2. Meluruskan Klaim ‘Otoritas Indonesia Tidak Bisa Masuk’ 

Klaim bahwa otoritas Indonesia tidak bisa masuk ke kawasan IMIP adalah tidak akurat. Yang benar adalah:

TNI/Polri memang perlu koordinasi untuk masuk ke fasilitas privat — hal ini merupakan aturan standar objek vital industri, sama seperti jika masuk pabrik Astra, smelter Vale, atau tambang Freeport.

Bukti Paling Jelas: 

Latihan Kopasgat/Kopasgard pada 20 November 2025 benar-benar dilakukan di dalam kawasan IMIP. Jika benar-benar “tidak bisa masuk”, latihan tersebut mustahil terjadi.

Akses dibatasi, bukan dilarang; perlu protokol, bukan “negara tidak bisa masuk”.

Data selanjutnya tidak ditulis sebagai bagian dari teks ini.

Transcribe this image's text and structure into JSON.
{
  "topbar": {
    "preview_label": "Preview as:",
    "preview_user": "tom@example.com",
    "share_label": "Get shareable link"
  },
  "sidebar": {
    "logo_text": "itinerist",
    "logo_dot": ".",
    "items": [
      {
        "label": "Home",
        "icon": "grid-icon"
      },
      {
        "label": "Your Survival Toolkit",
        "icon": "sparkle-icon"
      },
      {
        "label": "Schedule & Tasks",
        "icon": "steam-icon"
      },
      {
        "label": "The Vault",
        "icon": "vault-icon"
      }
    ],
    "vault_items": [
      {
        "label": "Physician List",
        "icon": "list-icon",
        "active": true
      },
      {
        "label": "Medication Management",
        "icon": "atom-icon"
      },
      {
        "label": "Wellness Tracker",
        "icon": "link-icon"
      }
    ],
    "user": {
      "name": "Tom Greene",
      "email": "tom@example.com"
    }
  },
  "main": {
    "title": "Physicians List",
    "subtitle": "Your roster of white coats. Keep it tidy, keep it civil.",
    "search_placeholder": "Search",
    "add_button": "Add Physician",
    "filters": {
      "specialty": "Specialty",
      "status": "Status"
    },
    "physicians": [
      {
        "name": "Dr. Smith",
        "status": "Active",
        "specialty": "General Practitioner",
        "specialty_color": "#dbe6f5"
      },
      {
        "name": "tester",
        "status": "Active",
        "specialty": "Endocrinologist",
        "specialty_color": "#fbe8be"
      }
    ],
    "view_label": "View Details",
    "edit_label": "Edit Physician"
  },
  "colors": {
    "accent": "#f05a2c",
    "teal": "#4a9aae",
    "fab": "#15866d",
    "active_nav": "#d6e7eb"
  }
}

3. Meluruskan Klaim soal Bea Cukai dan Imigrasi

Klaim bahwa tidak ada kontrol negara karena bandara IMIP tidak memiliki pos bea cukai dan imigrasi perlu diperjelas:

  • Bandara IMIP memang tidak punya pos Bea Cukai & Imigrasi, KARENA bandara IMIP bukan bandara internasional.
  • Bandara IMIP tidak boleh menerima pesawat dari luar negeri dan tidak boleh memproses orang asing dari luar negeri secara langsung.
  • Orang asing yang bekerja di IMIP harus melalui bandara internasional resmi (Makassar, Kendari, Manado, Jakarta), baru kemudian terbang domestik atau lewat jalur darat/laut.
  • Kontrol negara tetap berlaku melalui: imigrasi bandara internasional, flight approval Kemenhub, manifest flight domestik, dan pengawasan TNI/Polri.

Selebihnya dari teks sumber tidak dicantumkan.